Given :
\(\frac{3}{{\text{x}}-2}<2\), x ∈ R
Subtracting 2 from both the sides in the above equation,
\(\frac{3}{{\text{x}}-2}-2\)<2-2
\(\frac{3-2({\text{x}}-2)}{{\text{x}}-2}<0\)
\(\frac{3-2{\text{x}}+4}{{\text{x}}-2}\) <0
\(\frac{7-2{\text{x}}}{{\text{x}}-2} <0\)
Signs of 7 – 2x:
7 - 2x = 0 → x = \(\frac{7}{2}\)
(Subtracting by 7 on both the sides, then multiplying by -1 on both the sides and then dividing both the sides by 2)
7 - 2x < 0 → x > \(\frac{7}{2}\)
(Subtracting by 7 on both the sides, then multiplying by -1 on both the sides and then dividing both the sides by 2)
7 – 2x > 0 → x < \(\frac{7}{2}\)
(Subtracting by 7 on both the sides, then multiplying by -1 on both the sides and then dividing both the sides by 2)
Signs of x – 2:
x – 2 = 0 → x = 2 (Adding 2 on both the sides)
x – 2 < 0 → x < 2 (Adding 2 on both the sides)

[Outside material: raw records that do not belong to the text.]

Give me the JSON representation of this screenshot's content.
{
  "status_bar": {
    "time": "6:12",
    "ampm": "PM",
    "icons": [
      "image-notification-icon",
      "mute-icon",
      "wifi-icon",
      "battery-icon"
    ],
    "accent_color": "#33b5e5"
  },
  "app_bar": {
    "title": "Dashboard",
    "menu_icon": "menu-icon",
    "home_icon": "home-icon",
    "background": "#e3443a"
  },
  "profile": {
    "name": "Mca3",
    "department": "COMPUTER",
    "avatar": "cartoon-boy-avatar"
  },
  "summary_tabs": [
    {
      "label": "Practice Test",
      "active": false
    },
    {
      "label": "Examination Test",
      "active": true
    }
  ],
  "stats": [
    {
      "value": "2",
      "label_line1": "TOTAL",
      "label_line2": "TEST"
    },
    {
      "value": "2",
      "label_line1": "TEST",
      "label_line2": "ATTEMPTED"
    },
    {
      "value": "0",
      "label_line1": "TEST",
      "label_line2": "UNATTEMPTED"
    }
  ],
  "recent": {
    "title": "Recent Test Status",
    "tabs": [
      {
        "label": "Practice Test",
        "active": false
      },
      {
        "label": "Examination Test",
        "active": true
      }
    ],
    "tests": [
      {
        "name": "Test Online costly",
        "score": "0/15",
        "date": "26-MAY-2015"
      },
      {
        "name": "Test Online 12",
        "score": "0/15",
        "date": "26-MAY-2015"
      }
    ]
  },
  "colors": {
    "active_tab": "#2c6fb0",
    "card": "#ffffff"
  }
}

x – 2 > 0 → x > 2 (Adding 2 on both the sides)
Zeroes of denominator:
x – 2 = 0 → x = 2
At x = 2, \(\frac{7-2{\text{x}}}{{\text{x}}-2} \) is not defined
intervals satisfying the condition: <0
x<2 and x > \(\frac{7}{2}\)
Therefore,
x ∈ (-∞,2) U \(\big(\frac{7}{2}, ∞\big)\)